From Public Demo to Air-Gapped Deployment: Building Slovenia's AI CCO

An AI assistant drafts. A governed AI CCO prepares cited workpapers for human sign-off.

The market has quietly conflated two very different products. An AI assistant for compliance summarizes a memo, drafts a clause, and saves a senior associate three hours. A governed AI CCO performs the compliance preparation function: it monitors transactions against current accounting treatment, flags exposure under a specific tax authority's latest decision, prepares a draft response with an evidentiary chain, and preserves that evidence trail for human sign-off and supervisory review. Only the second category requires the architecture — citation tracking, audit trail, version control, immutable decision logs — that makes an agentic system legally usable inside a regulated entity.

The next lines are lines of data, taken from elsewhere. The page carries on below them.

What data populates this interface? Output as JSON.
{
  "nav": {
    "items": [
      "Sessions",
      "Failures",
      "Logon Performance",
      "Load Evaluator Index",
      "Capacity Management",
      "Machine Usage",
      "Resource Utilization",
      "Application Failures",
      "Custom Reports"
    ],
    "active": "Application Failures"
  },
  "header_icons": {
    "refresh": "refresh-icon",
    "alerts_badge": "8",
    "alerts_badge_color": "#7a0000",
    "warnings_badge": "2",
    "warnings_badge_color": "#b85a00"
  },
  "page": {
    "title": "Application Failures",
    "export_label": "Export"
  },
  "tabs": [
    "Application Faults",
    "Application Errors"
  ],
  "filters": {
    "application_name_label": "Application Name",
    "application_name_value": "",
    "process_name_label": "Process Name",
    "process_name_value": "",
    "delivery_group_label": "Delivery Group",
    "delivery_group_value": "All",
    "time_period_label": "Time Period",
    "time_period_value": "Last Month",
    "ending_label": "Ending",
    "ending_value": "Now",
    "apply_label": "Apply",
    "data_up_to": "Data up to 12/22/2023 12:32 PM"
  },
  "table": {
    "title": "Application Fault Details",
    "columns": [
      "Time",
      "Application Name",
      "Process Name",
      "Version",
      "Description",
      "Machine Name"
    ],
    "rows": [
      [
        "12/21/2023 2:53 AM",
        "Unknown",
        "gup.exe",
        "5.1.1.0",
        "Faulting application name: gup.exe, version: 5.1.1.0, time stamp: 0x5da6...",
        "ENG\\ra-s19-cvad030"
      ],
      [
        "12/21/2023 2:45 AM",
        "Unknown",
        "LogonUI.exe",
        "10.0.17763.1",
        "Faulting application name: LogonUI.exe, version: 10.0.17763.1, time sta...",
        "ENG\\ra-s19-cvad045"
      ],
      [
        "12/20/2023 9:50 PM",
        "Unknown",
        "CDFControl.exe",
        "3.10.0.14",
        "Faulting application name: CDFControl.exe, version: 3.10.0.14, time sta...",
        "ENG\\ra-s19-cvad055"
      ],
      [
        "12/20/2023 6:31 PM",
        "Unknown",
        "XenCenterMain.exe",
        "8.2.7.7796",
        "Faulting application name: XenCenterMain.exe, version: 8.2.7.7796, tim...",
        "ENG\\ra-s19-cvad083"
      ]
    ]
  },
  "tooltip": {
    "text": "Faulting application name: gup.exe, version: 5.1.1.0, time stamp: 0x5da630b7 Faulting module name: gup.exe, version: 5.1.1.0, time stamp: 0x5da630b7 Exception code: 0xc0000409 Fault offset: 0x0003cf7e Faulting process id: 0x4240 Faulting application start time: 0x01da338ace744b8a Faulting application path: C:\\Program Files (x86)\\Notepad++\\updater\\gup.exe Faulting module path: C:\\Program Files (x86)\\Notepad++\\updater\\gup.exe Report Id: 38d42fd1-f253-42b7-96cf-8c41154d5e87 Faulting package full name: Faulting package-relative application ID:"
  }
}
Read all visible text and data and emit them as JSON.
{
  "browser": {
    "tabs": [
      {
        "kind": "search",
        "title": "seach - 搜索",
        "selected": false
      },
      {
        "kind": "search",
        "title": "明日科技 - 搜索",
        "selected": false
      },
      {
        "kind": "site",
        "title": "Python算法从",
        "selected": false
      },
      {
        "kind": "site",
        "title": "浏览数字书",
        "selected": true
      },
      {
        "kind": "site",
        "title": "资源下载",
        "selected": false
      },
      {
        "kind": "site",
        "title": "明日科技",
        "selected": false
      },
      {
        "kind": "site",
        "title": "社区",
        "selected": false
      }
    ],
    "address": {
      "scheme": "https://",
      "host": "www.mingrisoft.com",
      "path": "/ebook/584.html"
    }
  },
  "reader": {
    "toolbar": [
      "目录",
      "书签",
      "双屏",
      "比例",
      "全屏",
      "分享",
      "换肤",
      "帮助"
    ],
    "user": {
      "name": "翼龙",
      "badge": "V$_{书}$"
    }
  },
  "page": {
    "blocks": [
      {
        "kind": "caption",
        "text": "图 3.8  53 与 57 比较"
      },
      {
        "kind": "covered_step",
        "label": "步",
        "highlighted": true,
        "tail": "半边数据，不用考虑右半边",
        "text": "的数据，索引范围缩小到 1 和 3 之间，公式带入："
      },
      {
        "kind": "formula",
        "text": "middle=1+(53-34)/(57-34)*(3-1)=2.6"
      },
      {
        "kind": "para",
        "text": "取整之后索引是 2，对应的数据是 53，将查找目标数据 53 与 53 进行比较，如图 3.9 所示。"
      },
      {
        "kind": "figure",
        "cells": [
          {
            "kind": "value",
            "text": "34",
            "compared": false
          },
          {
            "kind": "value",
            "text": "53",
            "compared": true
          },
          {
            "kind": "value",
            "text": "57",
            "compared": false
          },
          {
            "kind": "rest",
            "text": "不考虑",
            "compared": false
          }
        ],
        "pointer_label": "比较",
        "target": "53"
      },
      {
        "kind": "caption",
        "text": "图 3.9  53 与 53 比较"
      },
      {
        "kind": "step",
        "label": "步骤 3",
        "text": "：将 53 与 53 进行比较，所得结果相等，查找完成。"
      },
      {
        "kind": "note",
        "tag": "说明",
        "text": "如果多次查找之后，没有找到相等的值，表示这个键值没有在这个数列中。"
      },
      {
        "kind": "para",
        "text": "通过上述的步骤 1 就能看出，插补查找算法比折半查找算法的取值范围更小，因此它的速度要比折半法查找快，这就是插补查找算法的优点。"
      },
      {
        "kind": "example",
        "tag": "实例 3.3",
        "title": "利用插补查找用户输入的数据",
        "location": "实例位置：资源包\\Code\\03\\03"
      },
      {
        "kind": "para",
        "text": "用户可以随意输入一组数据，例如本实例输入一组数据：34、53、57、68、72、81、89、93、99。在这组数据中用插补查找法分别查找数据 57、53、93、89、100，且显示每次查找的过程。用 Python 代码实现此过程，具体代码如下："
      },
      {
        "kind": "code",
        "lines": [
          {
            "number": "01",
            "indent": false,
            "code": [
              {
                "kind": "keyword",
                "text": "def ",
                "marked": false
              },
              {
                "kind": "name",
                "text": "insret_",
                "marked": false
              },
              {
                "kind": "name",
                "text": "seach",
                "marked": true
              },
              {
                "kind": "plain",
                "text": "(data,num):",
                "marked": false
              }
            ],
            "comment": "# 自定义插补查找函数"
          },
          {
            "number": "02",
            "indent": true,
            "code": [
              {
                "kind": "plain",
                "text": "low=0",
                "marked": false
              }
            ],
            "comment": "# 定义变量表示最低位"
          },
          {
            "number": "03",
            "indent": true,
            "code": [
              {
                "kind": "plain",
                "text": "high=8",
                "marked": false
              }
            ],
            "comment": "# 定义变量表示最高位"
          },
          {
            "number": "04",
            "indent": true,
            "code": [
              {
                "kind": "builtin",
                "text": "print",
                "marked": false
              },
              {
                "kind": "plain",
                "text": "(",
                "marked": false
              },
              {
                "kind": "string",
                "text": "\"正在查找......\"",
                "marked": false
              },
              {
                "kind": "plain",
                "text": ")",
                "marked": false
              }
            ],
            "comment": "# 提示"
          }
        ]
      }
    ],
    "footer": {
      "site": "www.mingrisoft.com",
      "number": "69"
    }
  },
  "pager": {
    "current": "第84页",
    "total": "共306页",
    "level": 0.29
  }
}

Grant Thornton's CompliAI, built on Microsoft Azure OpenAI Service, is positioned as letting professionals do in minutes what used to take days or weeks ^[4]. That is the assistant pattern. The claim is throughput, not accountability. A governed AI CCO is judged on a different axis: every figure it produces, every clause it interprets, every reconciliation it prepares must trace back to a specific paragraph of a specific standard at a specific revision date — and replay under supervisory review. An agentic compliance system that cannot evidence its reasoning to that bar is not a CCO. It is an intern with a fast keyboard.

The line between the two products is the line between productivity software and regulated infrastructure. Wavenetic builds the second.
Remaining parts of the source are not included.